Mark Dell’Ergo, investigation supervisor for the Utah County Attorney’s Office Bureau of Investigations, said his department has used the program for six to seven months. The department has mainly been testing the software to help streamline the tool to be more effective for law enforcement, but it will likely be used in investigations in a month or so.

“It’s still in the beta testing phase, but I’ve used it on my home computers and work computers, and it’s pretty useful,” Dell’Ergo said.

One of the most beneficial uses for the program is shielding officers from viewing adult pornography while searching for child images for an investigation. One friend told him he would pay any price to not view explicit sexual images again, Dell’Ergo said.

“It’s kind of a soul-saving tool, if you will,” he said.

Most people aren’t comfortable viewing pornographic images, so any way to prevent that would be welcome, Dell’Ergo said. Sex crimes officers are especially susceptible to post traumatic stress disorder, and the department would like to have the computer scanning software available to investigators soon.

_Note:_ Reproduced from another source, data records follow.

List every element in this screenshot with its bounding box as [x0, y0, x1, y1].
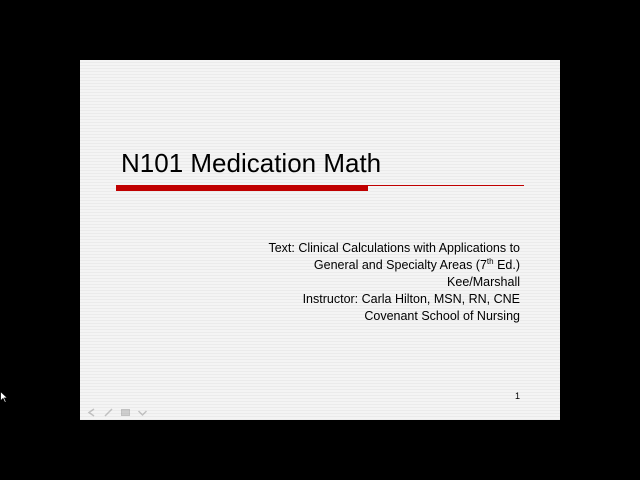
subtitle-line-edition [268, 257, 520, 274]
next-arrow-icon[interactable] [137, 404, 148, 413]
subtitle-line-school: Covenant School of Nursing [364, 309, 520, 323]
slide-subtitle [268, 240, 520, 325]
subtitle-line-authors: Kee/Marshall [447, 275, 520, 289]
slide-number: 1 [514, 391, 520, 401]
subtitle-line-instructor: Instructor: Carla Hilton, MSN, RN, CNE [302, 292, 520, 306]
subtitle-edition-suffix: Ed.) [493, 258, 520, 272]
previous-arrow-icon[interactable] [86, 404, 97, 413]
subtitle-line-text: Text: Clinical Calculations with Applications to [268, 241, 520, 255]
slide-title: N101 Medication Math [121, 148, 382, 178]
slide-menu-icon[interactable] [120, 404, 131, 413]
slideshow-toolbar [86, 404, 148, 413]
pen-icon[interactable] [103, 404, 114, 413]
presentation-slide[interactable] [80, 60, 560, 420]
subtitle-edition-superscript: th [486, 256, 494, 266]
subtitle-edition-text: General and Specialty Areas (7 [313, 258, 487, 272]
title-underline-thick [116, 185, 368, 191]
mouse-pointer-icon [0, 390, 8, 402]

Brandt said the program will also help officers who are assigned to check up on sex offenders. The offenders’ computers must be checked periodically, but often officers do not know where to start. The software will scan the entire computer for images and bring them to one location, so Brandt said the pictures can be checked even if they are not immediately matched to a known hash.

The program is also available for free download from www.surfrecon.com, and the company will be releasing a home version in the next few months for individuals to rate images they have found. Brandt said the company would like to allow individual users to contribute to the database just as officers do, but the program will need to be altered to avoid tampering by pornographers.

With the home version, users can mark images as safe, sexual or pornographic, but different users may have different opinions. Algorithms will need to be devised to make it harder to label “safe” images so that pornographers cannot incorrectly label images.